Overview
NumPy is a widely used scientific computing package in the Python ecosystem. It provides efficient multidimensional array operations and a range of higher-level mathematical functions, enabling rapid construction of computational workflows for models. Although using NumPy to write models is no longer mainstream, it remains a useful way to understand underlying architectures and learning principles.
Recently, a postdoctoral researcher from Princeton published a large open-source repository of machine learning models implemented in NumPy. The codebase exceeds 30,000 lines, contains more than 30 models, and includes associated papers and test results.
Project address: https://github.com/ddbourgin/numpy-ml
Scope and Structure
The repository contains about 30 main machine learning models and roughly 15 utilities for preprocessing and computation. There are 62 .py files in total. Average code per model exceeds 500 lines; the neural network layer.py file approaches 4,000 lines. The author, David Bourgin, implemented most mainstream models by hand using NumPy, explicitly computing gradients to emphasize conceptual and mathematical clarity.
Bourgin notes that he learned a great deal from autograd-style repositories, but chose to make all gradient computations explicit to highlight the math. The trade-off is that every new differentiable function requires manually deriving its gradient.
Repository Layout
The project groups implementations into folders by model type or utility. Within each code collection, the author provides references such as example outputs, papers, and links used during implementation. The following image shows the project file structure.

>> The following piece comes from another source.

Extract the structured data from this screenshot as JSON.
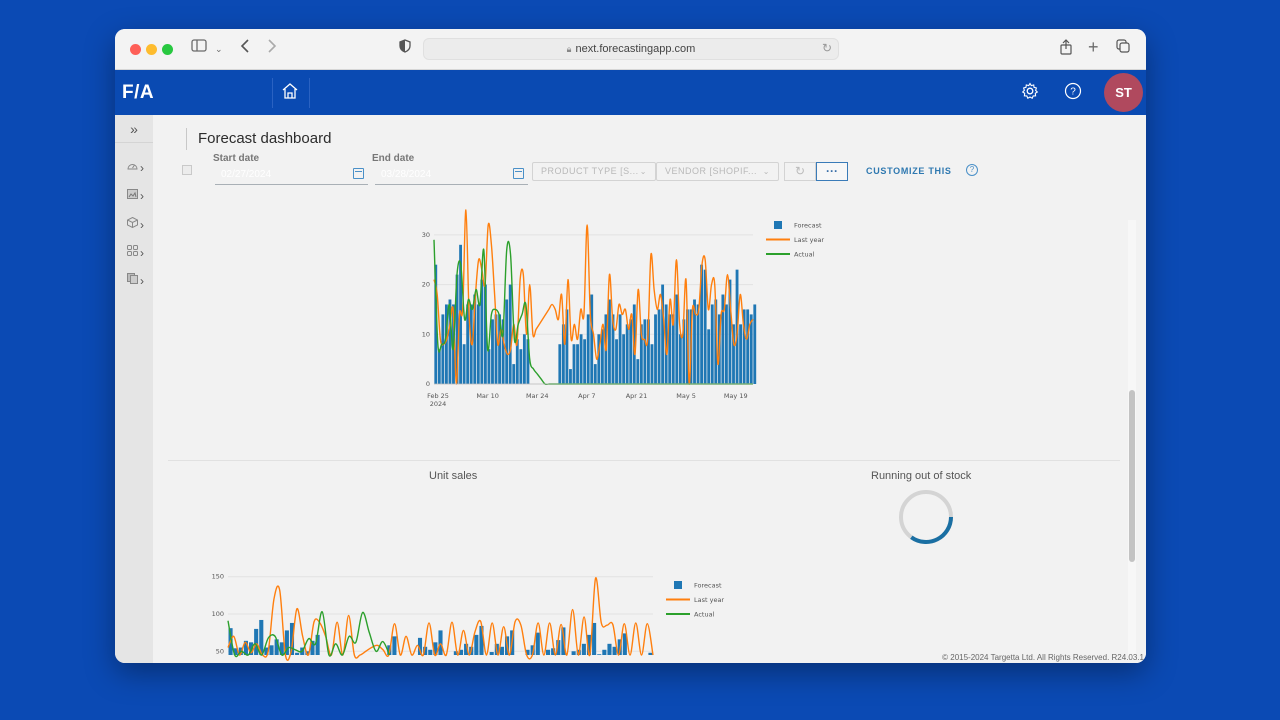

For example, when implementing neural network layers, the author includes reference papers and resources.
Because the codebase is large, some bugs are expected. Contributions and pull requests are welcome. Since implementations rely mainly on NumPy, the environment setup is straightforward.
Implemented Models and Modules
The repository is organized into two main categories: classical machine learning models and mainstream deep learning models. Shallow models include complex methods such as hidden Markov models and boosting, as well as classical methods like linear regression and nearest neighbors. Deep models are constructed from modules covering layers, loss functions, and optimizers, allowing rapid assembly of various neural networks. The project also includes preprocessing components and utility tools.
- Gaussian mixture models
- Hidden Markov models
- Latent Dirichlet allocation (topic model)
- Neural networks
- Tree-based models
- Linear models
- n-gram sequence models
- Reinforcement learning models
- Nonparametric models
- Preprocessing
- Tools